The Insect Room is a coming-of-age suspense that will keep you guessing right up until its shocking ending.
The Inspiration
One of my biggest inspirations for The Insect Room was Rebecca. As in Daphne du Maurier’s novel, an outsider enters the claustrophobic world of a lonely aristocrat. However, while Rebecca is set in pre-war Britain, my novel takes place in the early 90s and is about a family of travellers hopping around the free party circuit.
My fascination with this world began during my teenage years in Worcester when a famous week-long rave took place at Castlemorton Common. After the festival, the police impounded the sound equipment of a group called “Spiral Tribe”. The collective then camped outside the police station in protest. The atmosphere in my sleepy town was electric, with the more conservative citizens scandalised by these New Age Travellers. We teens, of course, were thrilled.
Many of my friends went on to pursue this seemingly charmed existence. But living outside the system inevitably makes you vulnerable to those with real power, which is one of the themes I was keen to explore in The Insect Room.
A Sneak Peek
The musty old house in the novel, of course, has an insect room.
Inside was a long low room lined with flat glass cabinets. Behind the glass, rows of butterflies and beetles were pinned to yellowing paper. Their host trailed his long fingers along the wooden frames of the glass cases, and let his eyes pass over the rows of tiny corpses.
The collection has been neglected, like the house itself:
The cream wallpaper had turned a sour yellow and begun to peel in places. On one staircase, Caz nearly fell because the carpet had come away from the floor. Having long ago given up trying to escape, the desiccated bodies of dead insects lay abandoned and unclassified on windowsills.

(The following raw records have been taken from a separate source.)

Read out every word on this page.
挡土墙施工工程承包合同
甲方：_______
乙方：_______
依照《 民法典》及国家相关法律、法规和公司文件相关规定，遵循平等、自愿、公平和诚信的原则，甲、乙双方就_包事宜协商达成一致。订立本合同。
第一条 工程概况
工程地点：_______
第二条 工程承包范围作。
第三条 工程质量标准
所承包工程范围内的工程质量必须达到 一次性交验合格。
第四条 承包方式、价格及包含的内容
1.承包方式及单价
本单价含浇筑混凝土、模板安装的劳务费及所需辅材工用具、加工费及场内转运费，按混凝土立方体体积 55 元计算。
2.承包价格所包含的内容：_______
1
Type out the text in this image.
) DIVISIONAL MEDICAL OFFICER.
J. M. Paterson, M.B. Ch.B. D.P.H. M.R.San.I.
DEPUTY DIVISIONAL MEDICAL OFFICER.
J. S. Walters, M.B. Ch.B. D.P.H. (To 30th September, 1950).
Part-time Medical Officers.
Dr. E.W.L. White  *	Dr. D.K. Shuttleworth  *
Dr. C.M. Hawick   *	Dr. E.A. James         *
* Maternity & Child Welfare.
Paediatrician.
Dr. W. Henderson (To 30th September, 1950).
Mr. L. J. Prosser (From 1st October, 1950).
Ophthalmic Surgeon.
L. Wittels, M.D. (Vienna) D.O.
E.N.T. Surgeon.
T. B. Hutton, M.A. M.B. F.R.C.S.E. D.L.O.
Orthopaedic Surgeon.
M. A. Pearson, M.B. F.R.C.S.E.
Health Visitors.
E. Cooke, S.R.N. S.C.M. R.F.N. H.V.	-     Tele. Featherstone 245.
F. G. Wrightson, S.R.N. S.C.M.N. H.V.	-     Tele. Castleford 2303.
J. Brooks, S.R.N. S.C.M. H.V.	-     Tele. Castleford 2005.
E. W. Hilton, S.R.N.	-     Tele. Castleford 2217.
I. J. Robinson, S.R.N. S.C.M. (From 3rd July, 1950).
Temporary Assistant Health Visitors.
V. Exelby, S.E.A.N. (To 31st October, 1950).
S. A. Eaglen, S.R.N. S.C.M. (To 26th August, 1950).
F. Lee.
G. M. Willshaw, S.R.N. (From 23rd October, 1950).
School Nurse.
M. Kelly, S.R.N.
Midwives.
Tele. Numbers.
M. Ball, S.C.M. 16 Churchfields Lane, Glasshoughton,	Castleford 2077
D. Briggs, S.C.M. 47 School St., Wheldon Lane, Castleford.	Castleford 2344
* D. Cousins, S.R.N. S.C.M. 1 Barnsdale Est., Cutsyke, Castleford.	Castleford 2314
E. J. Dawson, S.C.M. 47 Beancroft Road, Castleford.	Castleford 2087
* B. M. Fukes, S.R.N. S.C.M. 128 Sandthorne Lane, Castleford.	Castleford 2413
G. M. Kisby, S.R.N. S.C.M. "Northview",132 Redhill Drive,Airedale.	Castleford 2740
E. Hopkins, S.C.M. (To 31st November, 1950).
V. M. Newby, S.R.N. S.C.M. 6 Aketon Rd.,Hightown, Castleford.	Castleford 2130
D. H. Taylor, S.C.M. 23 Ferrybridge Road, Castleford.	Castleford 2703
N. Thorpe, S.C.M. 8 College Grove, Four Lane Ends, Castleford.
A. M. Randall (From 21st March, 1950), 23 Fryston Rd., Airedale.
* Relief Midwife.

It isn’t long before insects begin to swarm in Caz’s subconscious:
She dreamed she had put the Japanese mask on. She was in the insect room, peeping out through its eye sockets, the displays beginning to flicker, tiny wings fluttering ineffectually behind the glass. She peered down at a struggling butterfly. Its torso writhed, trying to free itself from the pins that held it down. The moon-like mask, reflected back at her in the glass case, loomed over the reanimated bodies, grinning sadistically.